Now I see. The nameservers responsible for this domain respond wrongfully to empty non-terminal DNS nodes (in this case _tls.vladimirpivo.ru) with NXDOMAIN. That question is asked by Unbound because qname-minimisation is on by default. That is interpreted by Unbound as there is nothing below there and the resolution ends there. Consecutive questions will try to do qname-minimisation from that point on and they will eventually get the answer.
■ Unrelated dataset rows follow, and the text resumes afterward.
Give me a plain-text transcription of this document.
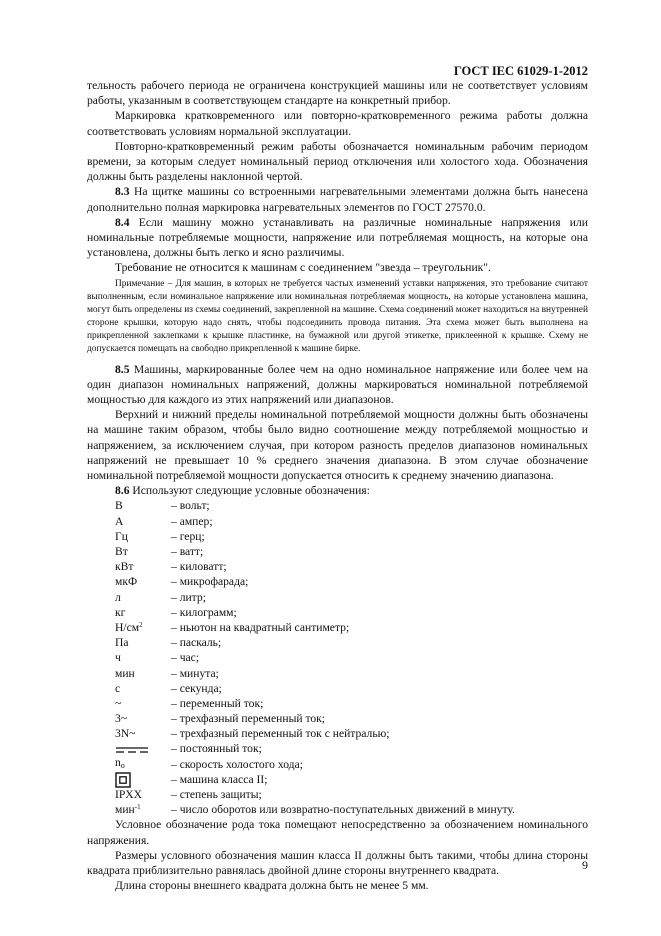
ГОСТ IEC 61029-1-2012

тельность рабочего периода не ограничена конструкцией машины или не соответствует условиям работы, указанным в соответствующем стандарте на конкретный прибор.

Маркировка кратковременного или повторно-кратковременного режима работы должна соответствовать условиям нормальной эксплуатации.

Повторно-кратковременный режим работы обозначается номинальным рабочим периодом времени, за которым следует номинальный период отключения или холостого хода. Обозначения должны быть разделены наклонной чертой.

8.3 На щитке машины со встроенными нагревательными элементами должна быть нанесена дополнительно полная маркировка нагревательных элементов по ГОСТ 27570.0.

8.4 Если машину можно устанавливать на различные номинальные напряжения или номинальные потребляемые мощности, напряжение или потребляемая мощность, на которые она установлена, должны быть легко и ясно различимы.

Требование не относится к машинам с соединением "звезда – треугольник".

Примечание – Для машин, в которых не требуется частых изменений уставки напряжения, это требование считают выполненным, если номинальное напряжение или номинальная потребляемая мощность, на которые установлена машина, могут быть определены из схемы соединений, закрепленной на машине. Схема соединений может находиться на внутренней стороне крышки, которую надо снять, чтобы подсоединить провода питания. Эта схема может быть выполнена на прикрепленной заклепками к крышке пластинке, на бумажной или другой этикетке, приклеенной к крышке. Схему не допускается помещать на свободно прикрепленной к машине бирке.

8.5 Машины, маркированные более чем на одно номинальное напряжение или более чем на один диапазон номинальных напряжений, должны маркироваться номинальной потребляемой мощностью для каждого из этих напряжений или диапазонов.

Верхний и нижний пределы номинальной потребляемой мощности должны быть обозначены на машине таким образом, чтобы было видно соотношение между потребляемой мощностью и напряжением, за исключением случая, при котором разность пределов диапазонов номинальных напряжений не превышает 10 % среднего значения диапазона. В этом случае обозначение номинальной потребляемой мощности допускается относить к среднему значению диапазона.

8.6 Используют следующие условные обозначения:

В	– вольт;
А	– ампер;
Гц	– герц;
Вт	– ватт;
кВт	– киловатт;
мкФ	– микрофарада;
л	– литр;
кг	– килограмм;
$Н/см^2$	– ньютон на квадратный сантиметр;
Па	– паскаль;
ч	– час;
мин	– минута;
с	– секунда;
~	– переменный ток;
3~	– трехфазный переменный ток;
3N~	– трехфазный переменный ток с нейтралью;
– постоянный ток;
$n_o$	– скорость холостого хода;
– машина класса II;
IPXX	– степень защиты;
мин$^{-1}$	– число оборотов или возвратно-поступательных движений в минуту.

Условное обозначение рода тока помещают непосредственно за обозначением номинального напряжения.

Размеры условного обозначения машин класса II должны быть такими, чтобы длина стороны квадрата приблизительно равнялась двойной длине стороны внутреннего квадрата.

Длина стороны внешнего квадрата должна быть не менее 5 мм.

9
If you had DNSSEC validation enabled in Unbound, and since this domain is DNSSEC signed, the NXDOMAIN answer would also stick for future queries rendering that query unresolvable.
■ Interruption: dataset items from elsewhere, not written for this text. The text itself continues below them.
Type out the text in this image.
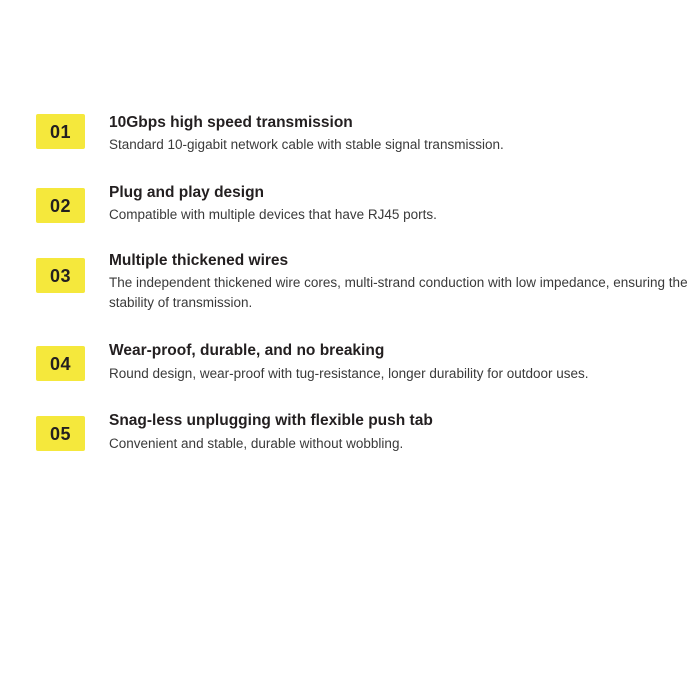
01	10Gbps high speed transmission

Standard 10-gigabit network cable with stable signal transmission.

02

Plug and play design

Compatible with multiple devices that have RJ45 ports.

03

Multiple thickened wires

The independent thickened wire cores, multi-strand conduction with low impedance, ensuring the stability of transmission.

04

Wear-proof, durable, and no breaking

Round design, wear-proof with tug-resistance, longer durability for outdoor uses.

05

Snag-less unplugging with flexible push tab

Convenient and stable, durable without wobbling.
You can also see the error here: https://dnsviz.net/d/_smtp._tls.vladimirpivo.ru/Yp9I0g/dnssec/.

If you encounter a lot of those, turning off qname-minimisation will help by sacrificing privacy.

If you don't want to do DNSSEC validation (I think you have it currently disabled since I don't see Unbound validating the responses it returns to dig) you can remove the "validator" module altogether from the module-config option and that would allow looking further in that first query.

Contacting those nameserver operators may solve the issue in the long run.

freddieleeman commented 2 years ago

Thank you, I resolved the issue by adding qname-minimisation: no to the config. Thank you for your assistance.

freddieleeman commented 2 years ago

What does strike me as odd; why does the second lookup succeed? Shouldn't Unbound respond with an empty result every time when qname-minimisation is enabled?

gthess commented 2 years ago

For the second lookup Unbound knows the delegation point (nameserver) for _tls....; it's the one that replied NXDOMAIN for the first lookup. Then Unbound will issue the next label _smtp._tls.... to that same nameserver.

freddieleeman commented 2 years ago

So, this is by design? Because this causes a confusing and inconsistent result. I would expect the result to be the same for every query to unbound.

gthess commented 2 years ago

In this case the confusion happens because the validator module is used but I am guessing without a DNSSEC trust anchor. In this case the validator module instructs the iterator module to stop and hand over the NXDOMAIN response but because there is no trust anchor there is no validation happening and allowing for the consecutive queries to have a different behavior. If you either provide a trust anchor, or remove the validator module, it will yield consistent results.